Speaking at media briefings Friday, the managers reiterated their conviction that a merger would be in the best interest of both trusts’ unitholders.
“If ESR REIT and ALOG were to continue to operate independently, I believe that the sponsor would be indifferent and treat both the REITs fairly,” said Karen Lee, chief executive of ALOG’s manager. “But the sponsor would have to split its resources to support two REITs with overlapping mandates. Over time, both REITS may not be able to fully leverage the sponsor’s resources for sustainable growth and would have to compete for the same pool of resources from the sponsor or even for the same third party’s asset.”
When asked why ESR-REIT was offering a premium of 1.4 times net asset value for ALOG — a multiple that the managers dubbed the “highest in the history of REIT privatisation” — Chui argued that logistics assets are trading at a premium because they are in a thriving sector and that “things are cheap for a reason”.
“If you want something, you gotta pay for it,” the CEO said.
Decision Day
ESR REIT and ALOG will hold extraordinary general meetings on 21 March, with ALOG unitholders scheduled to vote on the revised offer. If the deal is approved, ALOG could be delisted as early as May.

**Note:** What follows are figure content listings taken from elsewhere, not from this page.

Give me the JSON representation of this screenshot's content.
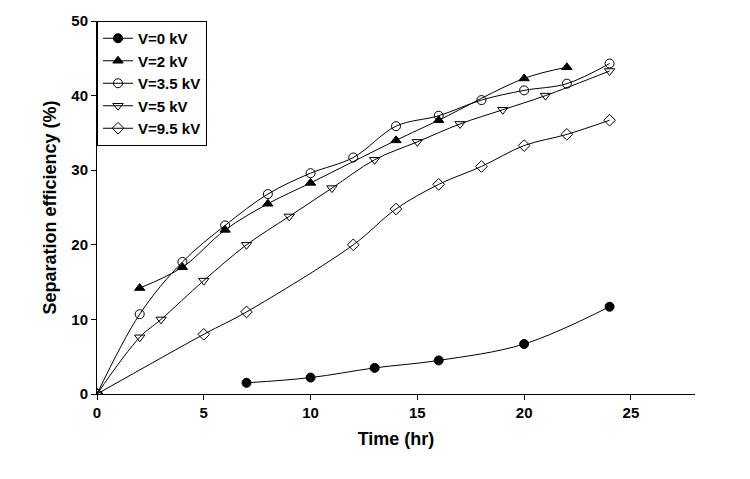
{
  "chart_data": {
    "type": "line",
    "x_label": "Time (hr)",
    "y_label": "Separation efficiency (%)",
    "xlim": [
      0,
      28
    ],
    "xticks": [
      0,
      5,
      10,
      15,
      20,
      25
    ],
    "ylim": [
      0,
      50
    ],
    "yticks": [
      0,
      10,
      20,
      30,
      40,
      50
    ],
    "grid": false,
    "legend": "upper left",
    "series": [
      {
        "name": "V=0 kV",
        "color": "#000000",
        "marker": "circle",
        "line_style": "solid",
        "x": [
          7,
          10,
          13,
          16,
          20,
          24
        ],
        "values": [
          1.5,
          2.2,
          3.5,
          4.5,
          6.7,
          11.7
        ]
      },
      {
        "name": "V=2 kV",
        "color": "#000000",
        "marker": "triangle-up",
        "line_style": "solid",
        "x": [
          2,
          4,
          6,
          8,
          10,
          14,
          16,
          20,
          22
        ],
        "values": [
          14.2,
          17.0,
          22.0,
          25.5,
          28.3,
          34.0,
          36.7,
          42.3,
          43.8
        ]
      },
      {
        "name": "V=3.5 kV",
        "color": "#000000",
        "marker": "circle-open",
        "line_style": "solid",
        "x": [
          0,
          2,
          4,
          6,
          8,
          10,
          12,
          14,
          16,
          18,
          20,
          22,
          24
        ],
        "values": [
          0,
          10.7,
          17.7,
          22.6,
          26.8,
          29.6,
          31.7,
          35.9,
          37.3,
          39.4,
          40.7,
          41.6,
          44.3
        ]
      },
      {
        "name": "V=5 kV",
        "color": "#000000",
        "marker": "triangle-down-open",
        "line_style": "solid",
        "x": [
          0,
          2,
          3,
          5,
          7,
          9,
          11,
          13,
          15,
          17,
          19,
          21,
          24
        ],
        "values": [
          0,
          7.6,
          10.0,
          15.2,
          20.0,
          23.8,
          27.6,
          31.4,
          33.8,
          36.2,
          38.1,
          40.0,
          43.3
        ]
      },
      {
        "name": "V=9.5 kV",
        "color": "#000000",
        "marker": "diamond-open",
        "line_style": "solid",
        "x": [
          0,
          5,
          7,
          12,
          14,
          16,
          18,
          20,
          22,
          24
        ],
        "values": [
          0,
          8.0,
          11.0,
          20.0,
          24.8,
          28.1,
          30.5,
          33.3,
          34.8,
          36.7
        ]
      }
    ]
  }
}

The proposed ESR-Logos REIT would have a portfolio of 87 properties, with 67 of those assets in Singapore and the remaining 20 in Australia. Also included in the combined entity would be 41 Australian properties currently held by ARA Logos funds covering a net leasable area of 2.2 million square metres (24.1 million square feet).
The merged vehicle could benefit both ESR and Sydney-based Logos by enabling them to sell on assets from their ever-growing portfolio of core and development funds, with ESR-Logos REIT also potentially building its holdings through acquisitions from other sources.
Chui is in line to serve as chief executive of ESR-Logos REIT’s manager, while Lee would assume a deputy CEO role.